In another story he said he didn't want to 'saddle creators with overnight ratings and weekend box office figures as defining their success or failure'.

It was the exact opposite argument from the one I was making, that they were in the dark when they had no idea if their shows or movies had been well received. In fact more than one content creator had expressed their frustration about the practice.

But then, hidden way down in one of the above stories, an analyst said releasing all its viewer data 'should help Netflix's advertising-sales efforts'. Now the company is aiming to hike its share price on the back of the successful launch of an ad-supported subscription tier', does the 180 around viewership data suddenly make sense?

Then there was the time I talked about the gender wage gap, and how even though Hollywood has the opportunity to be the vanguard for change, nobody wants to bite the hand that feeds them.

Sharon Stone, bless her, came as close as any actor I've seen to calling the practice out as far as naming and shaming actual decision makers.

She stopped a little bit short of using real names, but the point she was making was that back when she made Basic Instinct, they paid costar Michael Douglas 28 times as much as her, and when they offered her a part in a big budget movie in 2022, they offered her the same amount (versus the $8-9m they were going to pay an actor who wasn't even a big name).

There was also gender wage equality progress down in the trenches for the rest of us, when a US judge gave the go ahead for a class action lawsuit filed against Disney by over 9,000 current and former female staff members intending to sue over being paid less than male counterparts for the same work.

In the same story, I mentioned QAnon-esque egotist nutjob Elon Musk and what a thankless job his CEO, Linda Yaccarino, has. Along with the issues above, that was also bought into sharp focus recently because Yaccarino's job is to ensure the smooth running of a company and bring in revenue in the form of advertising.

While she was doing that, Musk was retweeting antisemitic drivel, and when major advertisers yanked their ads in quick succession, he told them to go fuck themselves.

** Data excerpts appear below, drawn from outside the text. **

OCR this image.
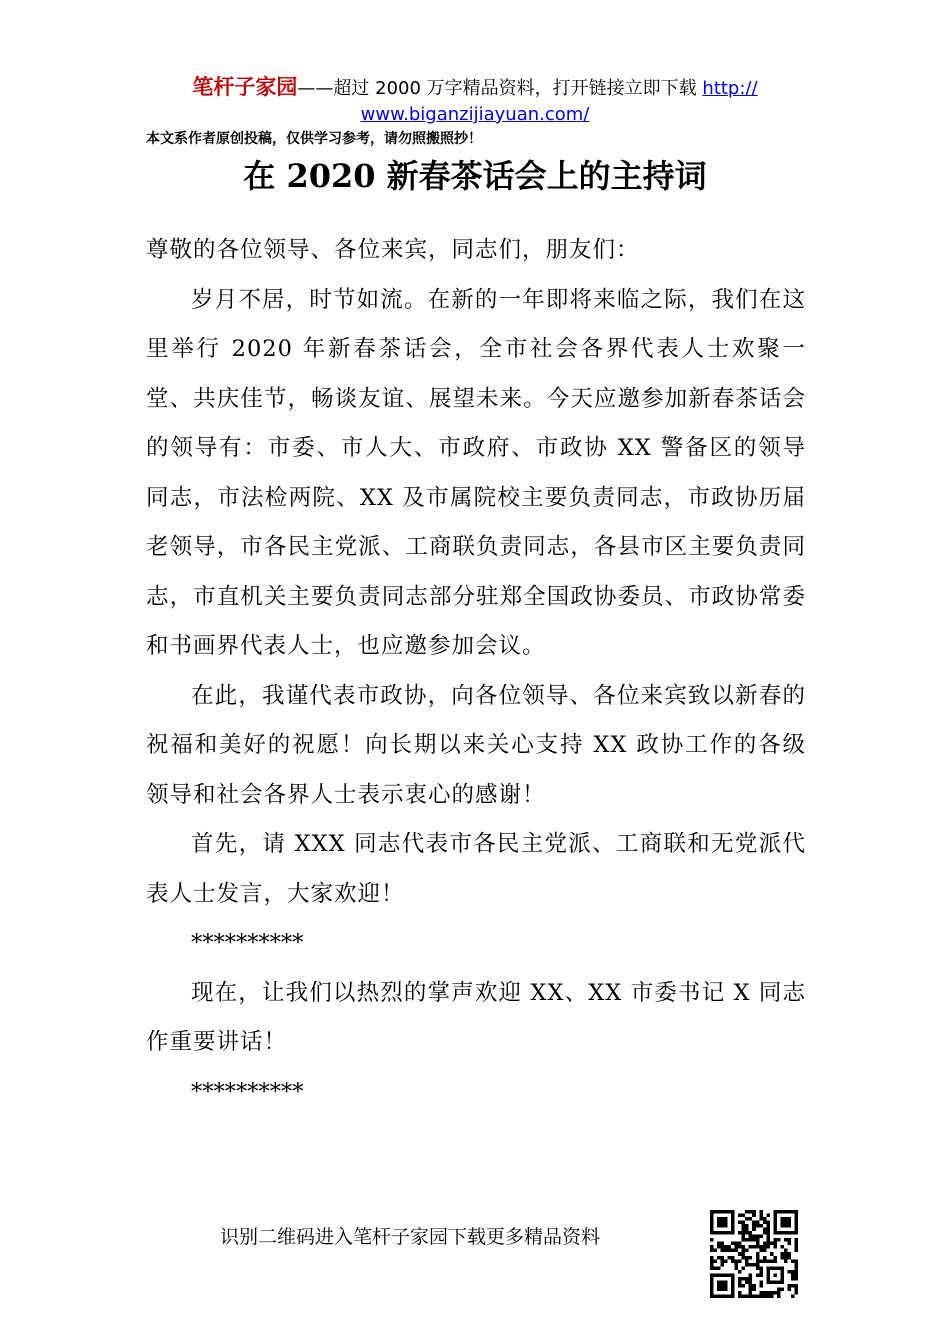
笔杆子家园——超过 2000 万字精品资料，打开链接立即下载 http://
www.biganzijiayuan.com/
本文系作者原创投稿，仅供学习参考，请勿照搬照抄！
在 2020 新春茶话会上的主持词

尊敬的各位领导、各位来宾，同志们，朋友们：

岁月不居，时节如流。在新的一年即将来临之际，我们在这里举行 2020 年新春茶话会，全市社会各界代表人士欢聚一堂、共庆佳节，畅谈友谊、展望未来。今天应邀参加新春茶话会的领导有：市委、市人大、市政府、市政协 XX 警备区的领导同志，市法检两院、XX 及市属院校主要负责同志，市政协历届老领导，市各民主党派、工商联负责同志，各县市区主要负责同志，市直机关主要负责同志部分驻郑全国政协委员、市政协常委和书画界代表人士，也应邀参加会议。

在此，我谨代表市政协，向各位领导、各位来宾致以新春的祝福和美好的祝愿！向长期以来关心支持 XX 政协工作的各级领导和社会各界人士表示衷心的感谢！

首先，请 XXX 同志代表市各民主党派、工商联和无党派代表人士发言，大家欢迎！

**********

现在，让我们以热烈的掌声欢迎 XX、XX 市委书记 X 同志作重要讲话！

**********

识别二维码进入笔杆子家园下载更多精品资料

It was hilarious, and I wish I'd been a fly on the walls of Linda Yaccarino's executive wing at Twitter headquarters (I refuse to use that goddamned stupid other name). The Xanax must have been flying thick and fast as she tied herself in metaphysical knots trying not to bite the hand that's feeding her.

Finally, know how a running theme for the last few months has been the wheels falling off Marvel's gravy train with box office flops, revelations of a toxic work culture and actors caught up in MeToo scandals?

This time they had to do the unthinkable. When Jonathan Majors, the star Marvel had lined up to play its new multi-film villain, got himself a very inconvenient and high profile rape charge, they had no choice but to fire him in a very embarrassing backpedal.

And that's all the backwards-facing news I have. Next time, I intend to talk about something very original and interesting, and it's this; what the recent writers and actors strikes meant when you really read between the lines.

On screens recently, you've seldom experienced so much charged emotion watching four people sitting in a single room as you will watching Mass. I highly recommend it.

I was also very impressed with Bull, a revenge thriller that doesn't really reinvent the wheel so much as build the smoothest running version of it you've seen in a long time.

I also need to call attention to Todd Fields' Tár, a movie you won't enjoy exactly, so chilly and stoic is its approach, but about which you'll appreciate the unshakeable confidence in technical moviemaking crafts like the design and cinematography.